A colleague and I both read Paolo Bacigalupi's Ship Breaker last week. WOW! This speculative YA fiction was so good, I had to check out his adult fiction. Now that I'm almost done reading all his short stories and novels, I'm convinced he's the love child of Margaret Atwood and William Gibson.
So rich in YA themes, where to start?
Nailer is not an orphan, but might as well be. His alcoholic father only notices him to beat him, and Nailer must work with a "crew" in dangerous conditions to make their quota of recyclable materials scavenged from old oil tankers run aground on their section of the Gulf Coast. As he works, Nailer questions himself on the meanings of family, loyalty, and luck. When he finds a wealthy girl trapped in the wreckage of her beautiful yacht, he faces the moral quandary of whether to let her die as he scavenges enough silver and gold from the ship to live without hunger, or to save her life and face possible danger and betrayal (and give up the scavenge rights).
His choice sets him on a lonely path, but gives him a chance to get to know Tool, a human/dog hybrid bred for loyalty and viciousness. More questions about the meaning of loyalty. And family. We can't wait for a sequel/prequel/companion novel.

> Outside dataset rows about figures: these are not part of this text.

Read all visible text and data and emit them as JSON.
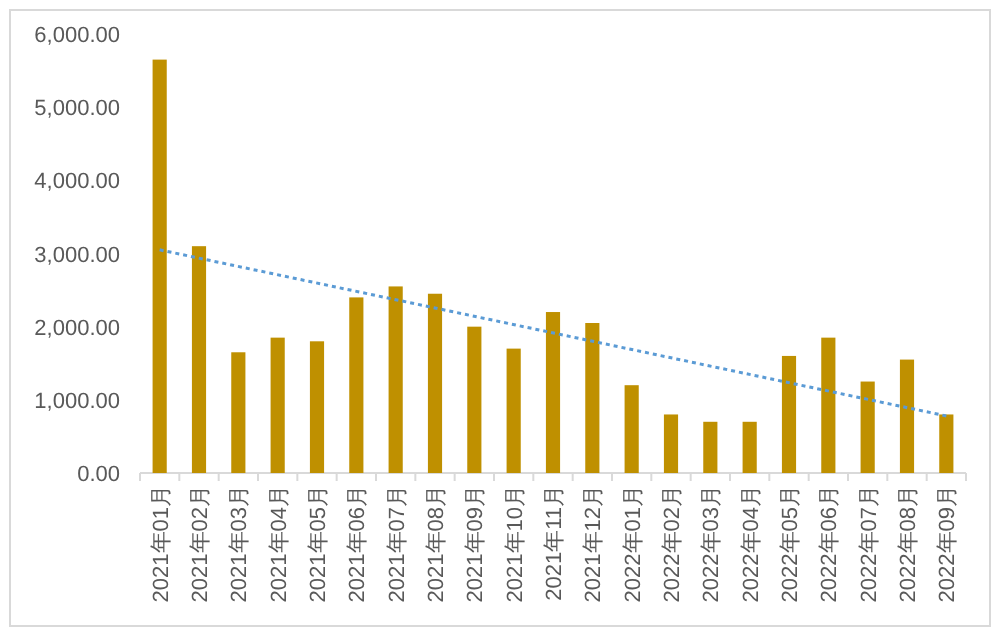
{
  "chart_data": {
    "type": "bar",
    "categories": [
      "2021年01月",
      "2021年02月",
      "2021年03月",
      "2021年04月",
      "2021年05月",
      "2021年06月",
      "2021年07月",
      "2021年08月",
      "2021年09月",
      "2021年10月",
      "2021年11月",
      "2021年12月",
      "2022年01月",
      "2022年02月",
      "2022年03月",
      "2022年04月",
      "2022年05月",
      "2022年06月",
      "2022年07月",
      "2022年08月",
      "2022年09月"
    ],
    "series": [
      {
        "color": "#bf9000",
        "values": [
          5650,
          3100,
          1650,
          1850,
          1800,
          2400,
          2550,
          2450,
          2000,
          1700,
          2200,
          2050,
          1200,
          800,
          700,
          700,
          1600,
          1850,
          1250,
          1550,
          800
        ]
      },
      {
        "type": "line",
        "color": "#5b9bd5",
        "line_style": "dotted",
        "x": [
          "2021年01月",
          "2022年09月"
        ],
        "values": [
          3050,
          780
        ]
      }
    ],
    "ylim": [
      0,
      6000
    ],
    "yticks": [
      {
        "value": 0,
        "label": "0.00"
      },
      {
        "value": 1000,
        "label": "1,000.00"
      },
      {
        "value": 2000,
        "label": "2,000.00"
      },
      {
        "value": 3000,
        "label": "3,000.00"
      },
      {
        "value": 4000,
        "label": "4,000.00"
      },
      {
        "value": 5000,
        "label": "5,000.00"
      },
      {
        "value": 6000,
        "label": "6,000.00"
      }
    ],
    "grid": false
  }
}
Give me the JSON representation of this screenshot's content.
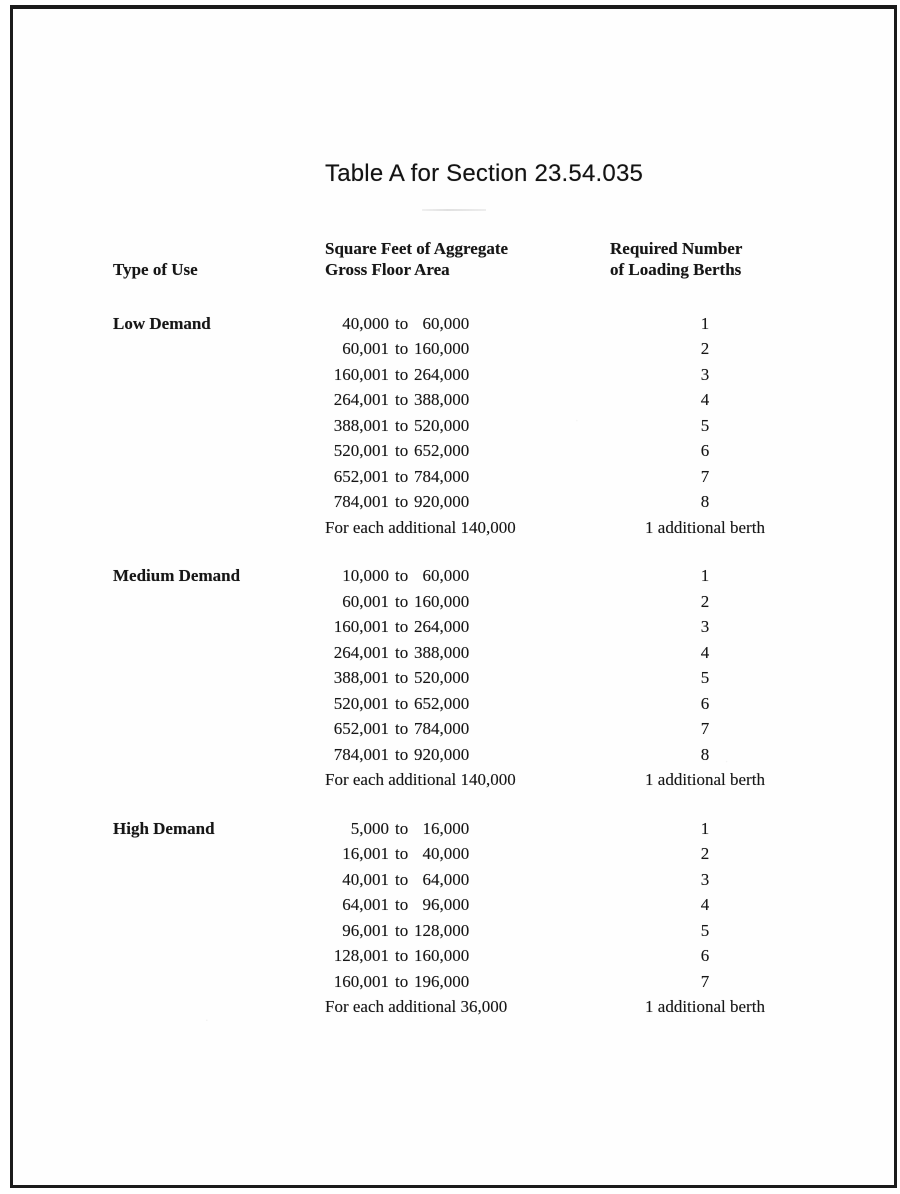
{
  "page": {
    "title": "Table A for Section 23.54.035"
  },
  "table": {
    "headers": {
      "type_of_use": "Type of Use",
      "sqft_line1": "Square Feet of Aggregate",
      "sqft_line2": "Gross Floor Area",
      "berths_line1": "Required Number",
      "berths_line2": "of Loading Berths"
    },
    "range_separator": "to",
    "sections": [
      {
        "type_of_use": "Low Demand",
        "rows": [
          {
            "from": "40,000",
            "to": "60,000",
            "berths": "1"
          },
          {
            "from": "60,001",
            "to": "160,000",
            "berths": "2"
          },
          {
            "from": "160,001",
            "to": "264,000",
            "berths": "3"
          },
          {
            "from": "264,001",
            "to": "388,000",
            "berths": "4"
          },
          {
            "from": "388,001",
            "to": "520,000",
            "berths": "5"
          },
          {
            "from": "520,001",
            "to": "652,000",
            "berths": "6"
          },
          {
            "from": "652,001",
            "to": "784,000",
            "berths": "7"
          },
          {
            "from": "784,001",
            "to": "920,000",
            "berths": "8"
          },
          {
            "note": "For each additional 140,000",
            "berths": "1 additional berth"
          }
        ]
      },
      {
        "type_of_use": "Medium Demand",
        "rows": [
          {
            "from": "10,000",
            "to": "60,000",
            "berths": "1"
          },
          {
            "from": "60,001",
            "to": "160,000",
            "berths": "2"
          },
          {
            "from": "160,001",
            "to": "264,000",
            "berths": "3"
          },
          {
            "from": "264,001",
            "to": "388,000",
            "berths": "4"
          },
          {
            "from": "388,001",
            "to": "520,000",
            "berths": "5"
          },
          {
            "from": "520,001",
            "to": "652,000",
            "berths": "6"
          },
          {
            "from": "652,001",
            "to": "784,000",
            "berths": "7"
          },
          {
            "from": "784,001",
            "to": "920,000",
            "berths": "8"
          },
          {
            "note": "For each additional 140,000",
            "berths": "1 additional berth"
          }
        ]
      },
      {
        "type_of_use": "High Demand",
        "rows": [
          {
            "from": "5,000",
            "to": "16,000",
            "berths": "1"
          },
          {
            "from": "16,001",
            "to": "40,000",
            "berths": "2"
          },
          {
            "from": "40,001",
            "to": "64,000",
            "berths": "3"
          },
          {
            "from": "64,001",
            "to": "96,000",
            "berths": "4"
          },
          {
            "from": "96,001",
            "to": "128,000",
            "berths": "5"
          },
          {
            "from": "128,001",
            "to": "160,000",
            "berths": "6"
          },
          {
            "from": "160,001",
            "to": "196,000",
            "berths": "7"
          },
          {
            "note": "For each additional 36,000",
            "berths": "1 additional berth"
          }
        ]
      }
    ]
  }
}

The same weekend, I read Fever Crumb, the first of a series of prequels to Philip Reeve's Mortal Engines books. Fever is an orphan, raised by a loving foster father, to be an engineer like him. But she is cursed to live in interesting times in London, and witness to the origin of the "traction cities" of the Mortal Engines Quartet. Fever, like Nailer, must journey out into an unfamiliar world, and make judgments about who to trust and who to be loyal to, while surviving.